How to ignore "localhost" in Apache HttpClient using TLSv1.2?

I've tested several syntax constructions for Apache HttpClinet (HTTPS & TLS) in order to ignore the certificate chain for self-signed certificates typically used in "localhost" configurations. There is a custom HttpClient that works well for TLSv1.1 but watching the server traces, it does not trigger use of TLSv1.2, which is the desired security algorithm.
Below you find an attempt to configure the HttpClient using TLSv1.2.
Suggestions for other constructions are welcome. The "localhost" scenario remains a usual mechanism for the development of peer-to-peer routines.
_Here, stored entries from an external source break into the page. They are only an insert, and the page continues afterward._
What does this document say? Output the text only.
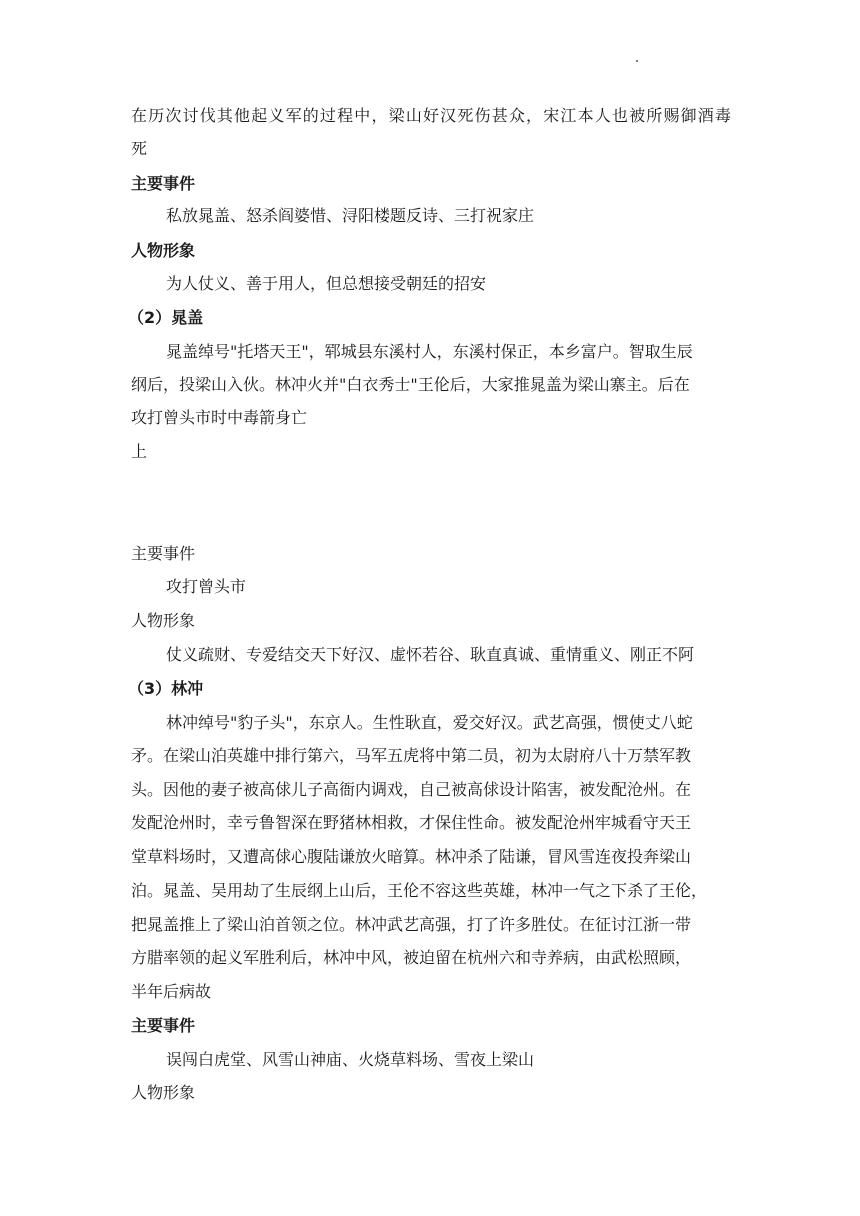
在历次讨伐其他起义军的过程中，梁山好汉死伤甚众，宋江本人也被所赐御酒毒
死
主要事件
私放晁盖、怒杀阎婆惜、浔阳楼题反诗、三打祝家庄
人物形象
为人仗义、善于用人，但总想接受朝廷的招安
（2）晁盖
晁盖绰号"托塔天王"，郓城县东溪村人，东溪村保正，本乡富户。智取生辰
纲后，投梁山入伙。林冲火并"白衣秀士"王伦后，大家推晁盖为梁山寨主。后在
攻打曾头市时中毒箭身亡
上
主要事件
攻打曾头市
人物形象
仗义疏财、专爱结交天下好汉、虚怀若谷、耿直真诚、重情重义、刚正不阿
（3）林冲
林冲绰号"豹子头"，东京人。生性耿直，爱交好汉。武艺高强，惯使丈八蛇
矛。在梁山泊英雄中排行第六，马军五虎将中第二员，初为太尉府八十万禁军教
头。因他的妻子被高俅儿子高衙内调戏，自己被高俅设计陷害，被发配沧州。在
发配沧州时，幸亏鲁智深在野猪林相救，才保住性命。被发配沧州牢城看守天王
堂草料场时，又遭高俅心腹陆谦放火暗算。林冲杀了陆谦，冒风雪连夜投奔梁山
泊。晁盖、吴用劫了生辰纲上山后，王伦不容这些英雄，林冲一气之下杀了王伦，
把晁盖推上了梁山泊首领之位。林冲武艺高强，打了许多胜仗。在征讨江浙一带
方腊率领的起义军胜利后，林冲中风，被迫留在杭州六和寺养病，由武松照顾，
半年后病故
主要事件
误闯白虎堂、风雪山神庙、火烧草料场、雪夜上梁山
人物形象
Would be nice to have a configurable routine that accepts self-signed certificates for localhost access only.
TLSv1.1 example and using custom HttpClient (Works OK for TLSv1.1 but does not work for TLSv1.2):
HttpClient client = HttpClients.custom().setSSLHostnameVerifier(new NoopHostnameVerifier()).setSslcontext(new SSLContextBuilder().loadTrustMaterial(null, (x509Certificates, s) -> true).build()).build();
Server Log:
*** Finished
verify_data: { 251, 245, 220, 174, 235, 125, 248, 119, 220, 80, 38, 1 }
***
Thread-7, WRITE: TLSv1 Handshake, length = 48
%% Cached server session: [Session-23, SSL_ECDHE_RSA_WITH_AES_128_CBC_SHA]
Thread-7, WRITE: TLSv1 Application Data, length = 108
Thread-7, WRITE: TLSv1 Application Data, length = 1
Thread-7, WRITE: TLSv1 Application Data, length = 19
Client - OK
Debug HTTP response: HttpResponseProxy{HTTP/1.1 200 OK [Date: Tue, 21 Feb 2017 21:16:02 GMT, Access-control-allow-origin: *, Content-length: 20] ResponseEntityProxy{[Content-Length: 20,Chunked: false]}}
*** end of debug ***
Service HTTP Response Code : 200
contentLength is: 20
serviceResponse : This is the response
Testing with TLSv1.2 and code
SSLContext sslContext = SSLContexts.custom().build();
SSLConnectionSocketFactory sslConnectionSocketFactory = new SSLConnectionSocketFactory(sslContext,
new String[]{"TLSv1.2"}, null, SSLConnectionSocketFactory.getDefaultHostnameVerifier());
HttpClient client = HttpClients.custom().setSSLHostnameVerifier(NoopHostnameVerifier.INSTANCE).setConnectionManager(clientConnectionManager).build();
(*) SSLContext class is deprecated
server log:
-Djavax.net.debug=ssl
or
System.setProperty("javax.net.debug", "ssl");
JsseJCE: Using MAC HmacSHA256 from provider TBD via init
MAC: Using MessageDigest HmacSHA256 from provider IBMJCE version 1.8
*** Finished
verify_data: { 69, 241, 3, 42, 44, 222, 21, 174, 250, 83, 244, 25 }
***
Thread-7, WRITE: TLSv1.2 Handshake, length = 80
%% Cached server session: [Session-21, SSL_ECDHE_RSA_WITH_AES_128_CBC_SHA256]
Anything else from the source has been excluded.